Sounds like a high payoff short-term investment, right? It is. But the FHA found that too many property flips using its insured mortgage program involved outright fraud — hyped appraisals, shell games where property flippers never actually took legal title to the house before selling it for huge profits, sometimes overnight.
Often the end purchaser of the flipped property was not financially qualified, and used fraudulent income, employment and assets information to obtain the FHA loan. Then the buyer quickly defaulted, leaving FHA with insurance losses and a house that was worth nowhere near its appraisal valuation. The flipper, meanwhile, pocketed all the sales proceeds financed with the FHA mortgage.

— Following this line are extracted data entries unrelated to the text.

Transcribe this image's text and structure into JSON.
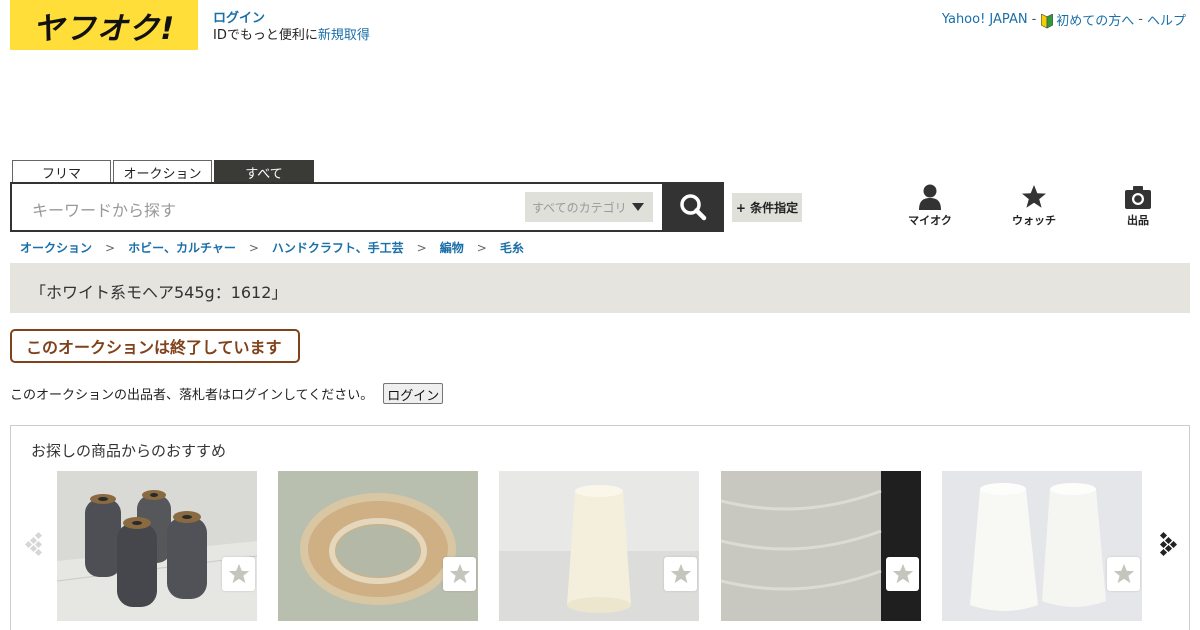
{
  "header": {
    "logo_text": "ヤフオク!",
    "login_label": "ログイン",
    "id_prompt": "IDでもっと便利に",
    "signup_label": "新規取得",
    "yahoo_japan": "Yahoo! JAPAN",
    "beginner": "初めての方へ",
    "help": "ヘルプ",
    "separator": "-"
  },
  "tabs": [
    {
      "label": "フリマ"
    },
    {
      "label": "オークション"
    },
    {
      "label": "すべて",
      "selected": true
    }
  ],
  "search": {
    "placeholder": "キーワードから探す",
    "category": "すべてのカテゴリ",
    "conditions_label": "+ 条件指定"
  },
  "nav": {
    "myauc": "マイオク",
    "watch": "ウォッチ",
    "sell": "出品"
  },
  "breadcrumb": [
    {
      "label": "オークション"
    },
    {
      "label": "ホビー、カルチャー"
    },
    {
      "label": "ハンドクラフト、手工芸"
    },
    {
      "label": "編物"
    },
    {
      "label": "毛糸"
    }
  ],
  "breadcrumb_sep": ">",
  "item": {
    "title": "「ホワイト系モヘア545g：1612」",
    "ended_label": "このオークションは終了しています",
    "login_message": "このオークションの出品者、落札者はログインしてください。",
    "login_button": "ログイン"
  },
  "recommend": {
    "title": "お探しの商品からのおすすめ",
    "items": [
      {
        "image": "gray-yarn-cones"
      },
      {
        "image": "crochet-scrunchie"
      },
      {
        "image": "white-mohair-cone"
      },
      {
        "image": "mohair-closeup"
      },
      {
        "image": "two-white-cones"
      }
    ]
  },
  "colors": {
    "brand_yellow": "#ffde3a",
    "link_blue": "#1a6fa8",
    "ended_brown": "#80421a",
    "dark": "#333333"
  }
}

To rein in such practices, FHA proposed — and last week adopted in final form — new restrictions. Specifically, FHA will now require that:
Only owners of record — listed as such in the local court house real estate recordations — may sell properties that will be financed using FHA insured loans.
Any resale of a property may not occur 90 or fewer days from the last sale to be eligible for FHA financing.
For resales that occur between 91 and 180 days where the new sales price exceeds the previous sale price by 100 percent or more, FHA will require additional documentation of the property’s true value before insuring the mortgage.
The agency may also require additional evidence of the accuracy of appraisals whenever properties are re-sold at high price gains within 12 months.
The FHA 90-day no-flip time restrictions will be waived when the sellers of properties to be financed are:
HUD itself, disposing of its REO (real estate owned) acquired property portfolio.
Sales of properties that were acquired by the sellers through an inheritance.
Fannie Mae, Freddie Mac or other federally-chartered financial institutions disposing of REO.
Local or state housing agencies.
Nonprofit organizations that have previous approvals to purchase HUD REO properties at a discount.
Properties located in a presidentially-declared disaster area, provided FHA has issued a formal announcement of eligibility for a specific disaster area.
Real estate investors, particularly those who specialize in rehabilitations of rundown structures in central city areas, had complained to HUD about possible negative impacts on their business activities stemming from the new rules. But HUD decided that banning most 90-day or under flips, and by scrutinizing flips between 91 and 180 days of acquisition where the price markup exceeded 100 percent, FHA should be able to protect itself against the worst abuses.
Investors with questions about the new regulations can call 1-800-CALL FHA for guidance. The rules are contained in HUD Mortgagee Letter 2006-14, issued June 8.